Sur les frais liés à l'instance :

10. M. B a été provisoirement admis au bénéfice de l'aide juridictionnelle. Par suite, son avocat peut se prévaloir des dispositions de l'article 37 de la loi du 10 juillet 1991. Il y a lieu, dans les circonstances de l'espèce, et sous réserve de l'admission définitive de M. B au bénéfice de l'aide juridictionnelle, d'une part, et de la renonciation par Me Ottou à la part contributive de l'Etat au titre de l'aide juridictionnelle, d'autre part, de mettre à la charge de l'Etat une somme de 1 000 euros à verser à Me Ottou au titre de l'article 37 de la loi du 10 juillet 1991. Dans l'hypothèse où M. B ne serait pas admis au bénéfice de l'aide juridictionnelle, la somme de 800 euros lui sera versée sur le fondement de l'article L. 761-1 du code de justice administrative.

O R D O N N E

Article 1er : M. B est admis au bénéfice de l'aide juridictionnelle provisoire.

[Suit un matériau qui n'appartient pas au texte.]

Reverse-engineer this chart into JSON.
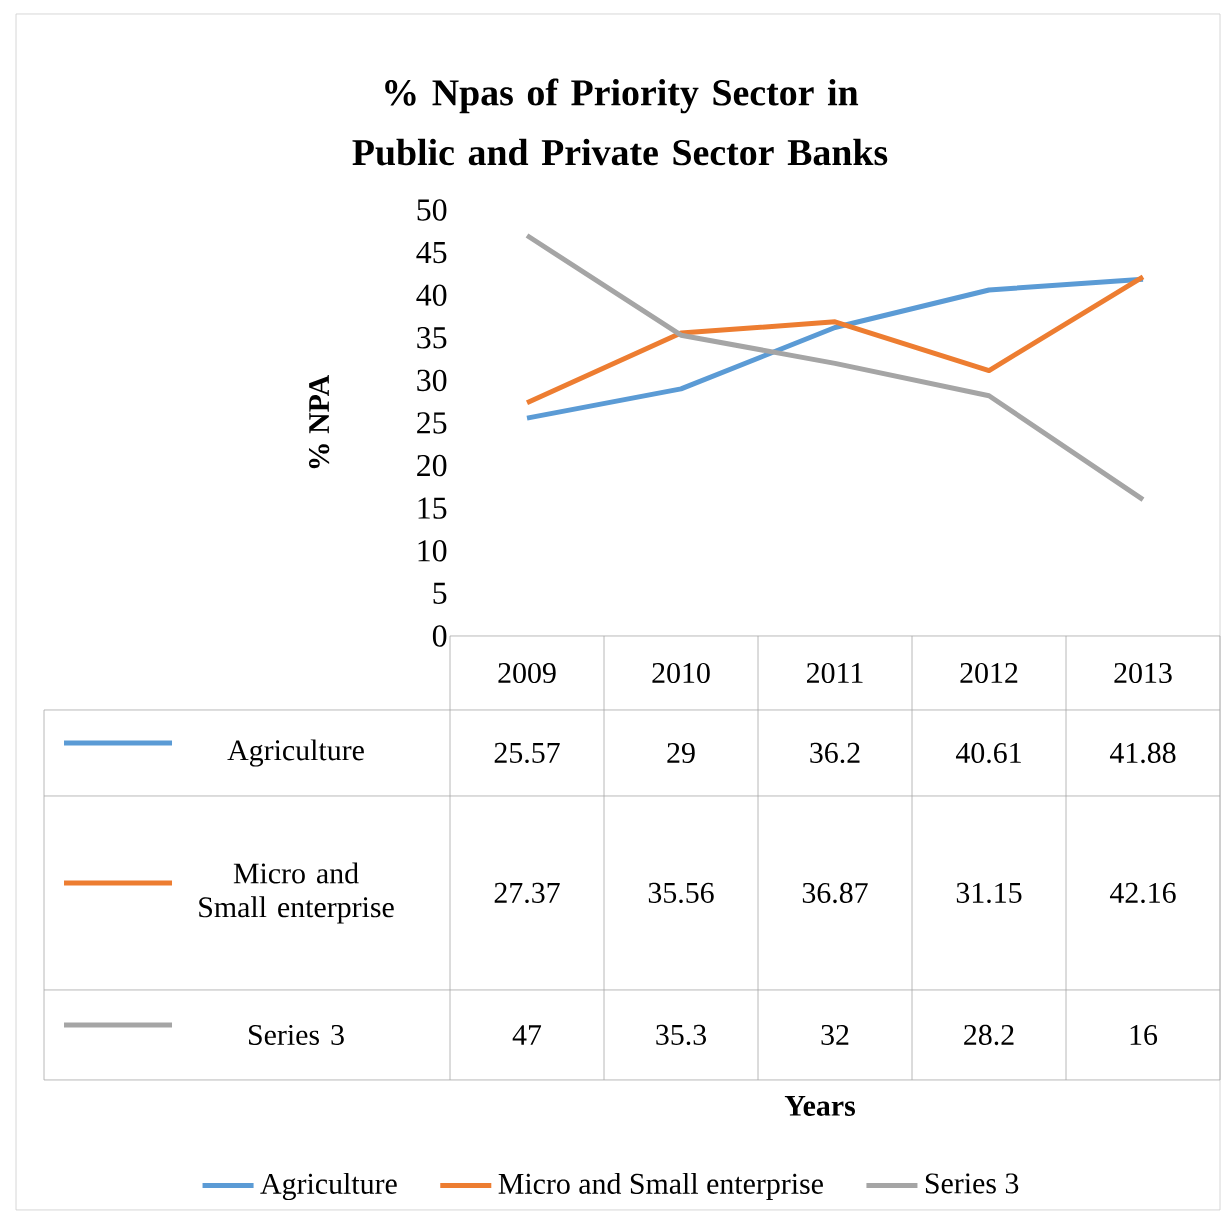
{
  "chart_data": {
    "type": "line",
    "title": "% Npas of Priority Sector in Public and Private Sector Banks",
    "annotations": [
      "Years"
    ],
    "ylabel": "% NPA",
    "categories": [
      "2009",
      "2010",
      "2011",
      "2012",
      "2013"
    ],
    "series": [
      {
        "name": "Agriculture",
        "color": "#5b9bd5",
        "values": [
          25.57,
          29,
          36.2,
          40.61,
          41.88
        ]
      },
      {
        "name": "Micro and Small enterprise",
        "color": "#ed7d31",
        "values": [
          27.37,
          35.56,
          36.87,
          31.15,
          42.16
        ]
      },
      {
        "name": "Series 3",
        "color": "#a5a5a5",
        "values": [
          47,
          35.3,
          32,
          28.2,
          16
        ]
      }
    ],
    "ylim": [
      0,
      50
    ],
    "yticks": [
      0,
      5,
      10,
      15,
      20,
      25,
      30,
      35,
      40,
      45,
      50
    ],
    "data_labels": true,
    "legend": "bottom",
    "marker": "none",
    "line_style": "solid"
  }
}
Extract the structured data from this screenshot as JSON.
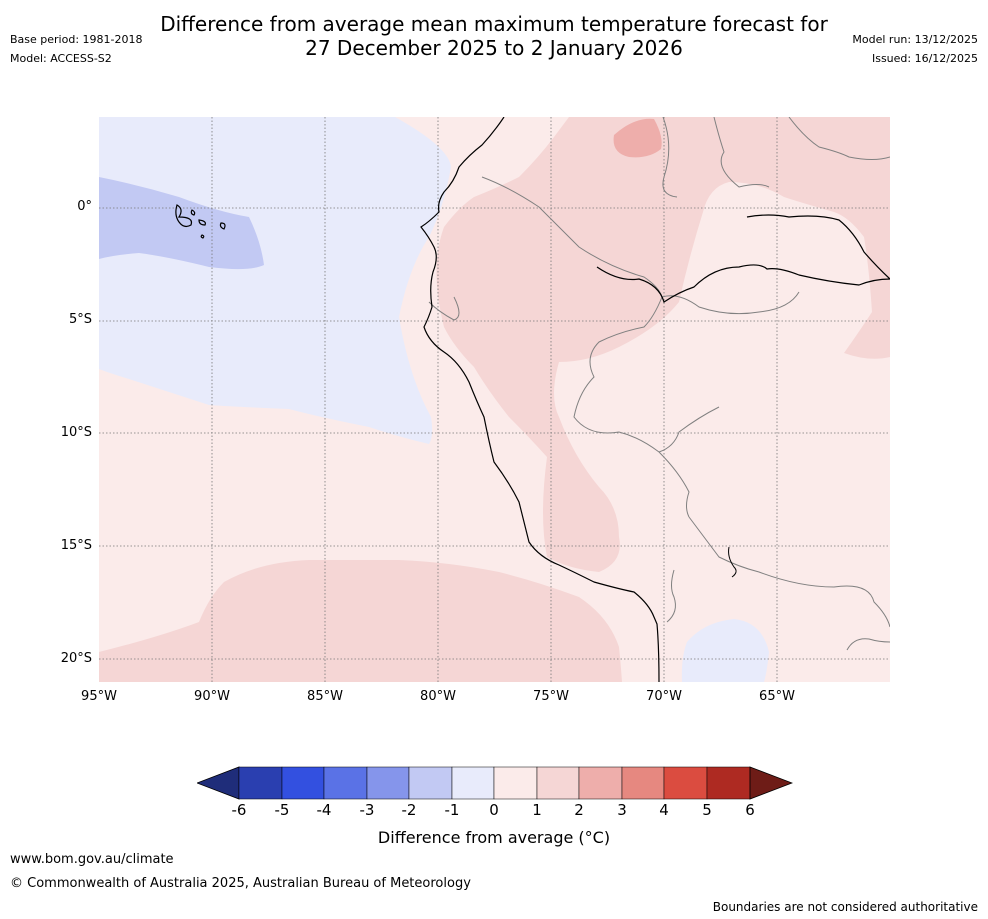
{
  "title": {
    "line1": "Difference from average mean maximum temperature forecast for",
    "line2": "27 December 2025 to 2 January 2026"
  },
  "meta": {
    "base_period": "Base period: 1981-2018",
    "model": "Model: ACCESS-S2",
    "model_run": "Model run: 13/12/2025",
    "issued": "Issued: 16/12/2025"
  },
  "map": {
    "lat_labels": [
      "0°",
      "5°S",
      "10°S",
      "15°S",
      "20°S"
    ],
    "lon_labels": [
      "95°W",
      "90°W",
      "85°W",
      "80°W",
      "75°W",
      "70°W",
      "65°W"
    ]
  },
  "colorbar": {
    "label": "Difference from average (°C)",
    "ticks": [
      "-6",
      "-5",
      "-4",
      "-3",
      "-2",
      "-1",
      "0",
      "1",
      "2",
      "3",
      "4",
      "5",
      "6"
    ],
    "colors": {
      "below_min": "#1f2d7a",
      "m6_m5": "#2a3fb0",
      "m5_m4": "#3350e0",
      "m4_m3": "#5a72e6",
      "m3_m2": "#8595eb",
      "m2_m1": "#c2c9f3",
      "m1_0": "#e8ebfb",
      "0_1": "#fbebea",
      "1_2": "#f5d6d5",
      "2_3": "#eeaeab",
      "3_4": "#e68880",
      "4_5": "#db4c40",
      "5_6": "#ae2a22",
      "above_max": "#6e1c17"
    }
  },
  "footer": {
    "url": "www.bom.gov.au/climate",
    "copyright": "© Commonwealth of Australia 2025, Australian Bureau of Meteorology",
    "disclaimer": "Boundaries are not considered authoritative"
  }
}
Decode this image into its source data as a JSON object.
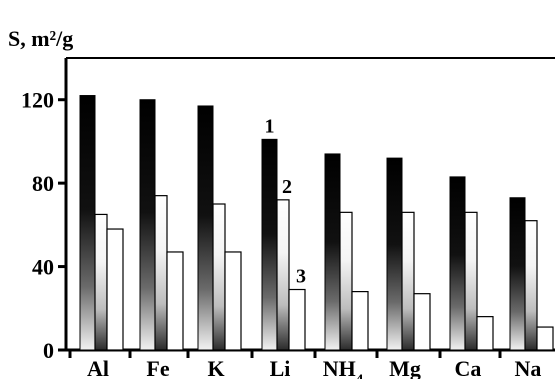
{
  "chart_data": {
    "type": "bar",
    "title": "",
    "ylabel": "S, m²/g",
    "xlabel": "",
    "ylim": [
      0,
      140
    ],
    "yticks": [
      "0",
      "40",
      "80",
      "120"
    ],
    "categories": [
      "Al",
      "Fe",
      "K",
      "Li",
      "NH4",
      "Mg",
      "Ca",
      "Na"
    ],
    "series": [
      {
        "name": "1",
        "values": [
          122,
          120,
          117,
          101,
          94,
          92,
          83,
          73
        ],
        "fill": "gradient-dark"
      },
      {
        "name": "2",
        "values": [
          65,
          74,
          70,
          72,
          66,
          66,
          66,
          62
        ],
        "fill": "gradient-light"
      },
      {
        "name": "3",
        "values": [
          58,
          47,
          47,
          29,
          28,
          27,
          16,
          11
        ],
        "fill": "white"
      }
    ],
    "series_labels_position": "above Li bars",
    "grid": false
  }
}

Article 2 : L'exécution de la décision implicite intervenue le 5 septembre 2024 par laquelle le préfet de police a refusé de délivrer à M. B un récépissé de demande de titre de séjour assorti d'une autorisation de travail est suspendue, jusqu'à ce qu'il soit statué au fond sur les conclusions tendant à l'annulation de cette décision.

Article 3 : Il est enjoint au préfet de police de délivrer à M. B un récépissé de demande de titre de séjour assorti d'une autorisation de travail, dans un délai de quinze jours à compter de la notification de la présente ordonnance.

Article 4 : L'Etat versera à Me Ottou une somme de 1 000 euros au titre de l'article 37 de la loi du 10 juillet 1991, sous réserve de renonciation à la part contributive de l'Etat. Dans l'hypothèse où M. B ne serait pas admis au bénéfice de l'aide juridictionnelle, la somme de 1 000 euros lui sera versée sur le fondement de l'article L. 761-1 du code de justice administrative.

Article 5 : Le surplus des conclusions de la requête est rejeté.

Article 6 : La présente ordonnance sera notifiée à M. A B, à Me Ottou et au ministre de l'intérieur.

Copie sera adressée au préfet de police.

Fait à Paris, le 11 octobre 2024.

La juge des référés,

J. EVGENAS

La République mande et ordonne au ministre de l'intérieur en ce qui le concerne et à tous commissaires de justice à ce requis en ce qui concerne les voies de droit commun, contre les parties privées, de pourvoir à l'exécution du présent jugement.